Il dato allarmante è messo nero su bianco dal Fondo monetario internazionale in uno dei capitoli del World economic outlook. “Il Pil pro capite della provincia di Trento è circa due volte quello siciliano”
ROMA – “Il Pil pro capite della provincia di Trento è circa due volte quello della Sicilia”.
Il dato allarmante è stato diffuso dal Fondo monetario internazionale (Fmi) in uno dei capitoli del World economic outlook, nel quale si evidenziano le differenze tra le regioni dei circa 90 Paesi analizzati.
“Uno dei modi per misurare le disuguaglianze regionali – sottolinea l’Fmi – è dividere il Pil reale pro capite del top 10% di regioni con quello del 10% delle aree più in difficoltà di uno stesso paese. In Giappone il rapporto è basso, a 1,35”. Tra le grandi economie mondiali, l’Italia risulta essere il Paese con il gap più elevato in termini di distribuzione della ricchezza. Il risultato di questo desolante primato è che aumenta la disuguaglianza complessiva all’interno del Paese. Infatti, l’analisi, ha evidenziato che nelle Regioni più povere si registrano, oltre a tassi di disoccupazione più elevati, anche una partecipazione alla forza lavoro più bassa, una minore qualità della vita, un livello di educazione più basso, una maggiore mortalità infantile e un’aspettativa di vita minore. Conseguenza diretta è la diminuzione della produttività di quelle determinate regioni, che può andare da circa il 5% in meno nei servizi pubblici, a circa il 15% in meno nelle aziende manifatturiere e nei servizi finanziari e professionali. Infatti, l’Fmi, sottolinea come “le regioni più povere tendono a specializzarsi nelle industrie agricole e manifatturiere piuttosto che nei settori dei servizi ad alta produttività come le tecnologie dell’informazione, le comunicazioni e la finanza”.
In questo scenario si inseriscono anche i cambiamenti climatici che incidono nelle disparità “in quanto l’aumento delle temperature riduce la produttività del lavoro” sia in agricoltura che nelle industrie esposte al clima, colpendo maggiormente proprio le regioni in ritardo di sviluppo.
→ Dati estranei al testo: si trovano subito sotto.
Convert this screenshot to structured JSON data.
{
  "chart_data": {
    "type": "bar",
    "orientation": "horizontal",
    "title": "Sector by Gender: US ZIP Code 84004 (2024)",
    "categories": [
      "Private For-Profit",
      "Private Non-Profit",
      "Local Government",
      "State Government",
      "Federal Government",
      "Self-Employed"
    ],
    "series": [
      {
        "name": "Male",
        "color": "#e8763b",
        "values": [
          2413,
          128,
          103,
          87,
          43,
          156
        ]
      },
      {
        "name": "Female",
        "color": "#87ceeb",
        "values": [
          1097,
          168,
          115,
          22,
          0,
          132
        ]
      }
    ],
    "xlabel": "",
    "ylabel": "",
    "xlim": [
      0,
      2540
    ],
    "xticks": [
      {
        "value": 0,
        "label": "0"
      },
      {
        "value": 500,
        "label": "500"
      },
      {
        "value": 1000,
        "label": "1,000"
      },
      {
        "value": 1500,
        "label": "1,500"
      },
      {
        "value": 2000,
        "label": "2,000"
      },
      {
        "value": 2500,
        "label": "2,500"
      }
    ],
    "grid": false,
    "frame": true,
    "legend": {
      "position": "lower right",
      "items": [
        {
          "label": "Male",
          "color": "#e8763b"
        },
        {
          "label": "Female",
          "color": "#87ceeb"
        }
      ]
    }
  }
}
Nel complesso, comunque, il gap interregionale, ha subito un graduale aumento a partire dagli anni 80’ nei paesi in via di sviluppo e nell’analisi dell’Fmi, viene sottolineato che il rapporto, in questi Paesi, è di circa 1,7.
Infatti, gli indicatori sviluppati nel World economic out look, mostrano che dopo l’ondata di riforme che ha caratterizzato gli ultimi due decenni del 1900, a partire dal 2000, il processo ha subito un rallentamento nelle economie in via di sviluppo e nei mercati emergenti, soprattutto nei Paesi a basso reddito. “Ai tassi di crescita attuali – sottolinea il rapporto dell’Fmi – alle regioni più povere occorrerebbero più di 50 anni per colmare la metà dell’attuale divario di reddito negli standard di vita”.